Mindset at Work


Mindset at Work

I’m now in my 15th year of my professional career. I recently presented to a group of high schoolers and during my introduction I realized that I’ve been in the working world longer than half of them had been alive.

YIKES! I remember when I was younger all I wanted to do was be older and been seen as legitimate… now I groan every time I find a new gray hair. 

What changed over time? My mindset.

What has become abundantly clear to me in the past few years is that there is a key differentiator for people that find success in the working world – mindset. For some, this may sound like too much of a “soft” approach to success. It may sound more business like to talk about routines,  grit or discipline, but I believe that mindset is the foundational factor that runs across these practices.

When I say mindset- what does that mean to me?

Mindset (my definition) is the inner workings of your mind that can support or destroy your actions. An active dialogue running in your background almost like that invisible computer program supports your mindset. Your mindset grows just like a garden, whether you are intentional or unintentional something will grow. And if you don’t actively cultivate your mindset, it will be full of weeds.

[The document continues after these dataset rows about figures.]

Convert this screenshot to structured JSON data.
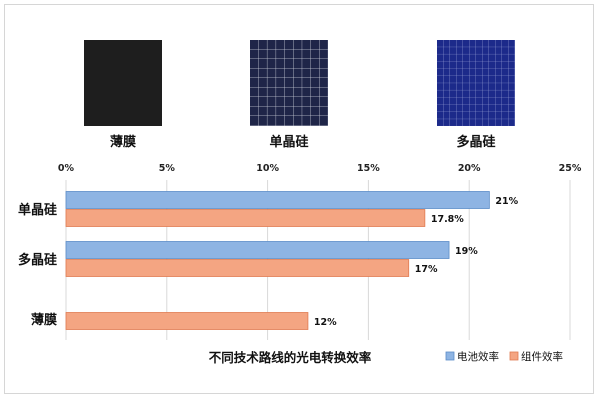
{
  "panels": [
    {
      "name": "薄膜",
      "color": "#1e1e1e"
    },
    {
      "name": "单晶硅",
      "color": "#1f2548"
    },
    {
      "name": "多晶硅",
      "color": "#1a237e"
    }
  ],
  "chart_data": {
    "type": "bar",
    "orientation": "horizontal",
    "categories": [
      "单晶硅",
      "多晶硅",
      "薄膜"
    ],
    "series": [
      {
        "name": "电池效率",
        "values": [
          21,
          19,
          null
        ],
        "labels": [
          "21%",
          "19%",
          ""
        ],
        "color": "#8eb4e3"
      },
      {
        "name": "组件效率",
        "values": [
          17.8,
          17,
          12
        ],
        "labels": [
          "17.8%",
          "17%",
          "12%"
        ],
        "color": "#f4a582"
      }
    ],
    "xlim": [
      0,
      25
    ],
    "xticks": [
      0,
      5,
      10,
      15,
      20,
      25
    ],
    "xtick_labels": [
      "0%",
      "5%",
      "10%",
      "15%",
      "20%",
      "25%"
    ],
    "xaxis_position": "top",
    "grid": true,
    "title": "不同技术路线的光电转换效率",
    "title_position": "bottom",
    "legend_position": "bottom-right"
  }
}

The human mind is extremely complex – and we are some of the only species that can be rationalize and lie to ourselves. Your mindset is a direct result of the “stories” you tell yourself. Ever heard any of these inner monologues:

“I’ve got this”

“I’m so lazy”

“This project will go great”

“Someone is going to ‘find you out’”

Yeah… me too.

Shirzad Chamine has done some excellent work around “Positive Intelligence”. His framework is built on the premise that success in our lives is directly related to how much we listen to the “saboteurs” or negative self talk in our lives.

Creating a positive mindset is critical to the success of any career. With any normal career trajectory there will be failure and setbacks. What sets an individual apart is the ability to recognize the difficult period he or she is going through, extract valuable lessons and move on to the next challenge.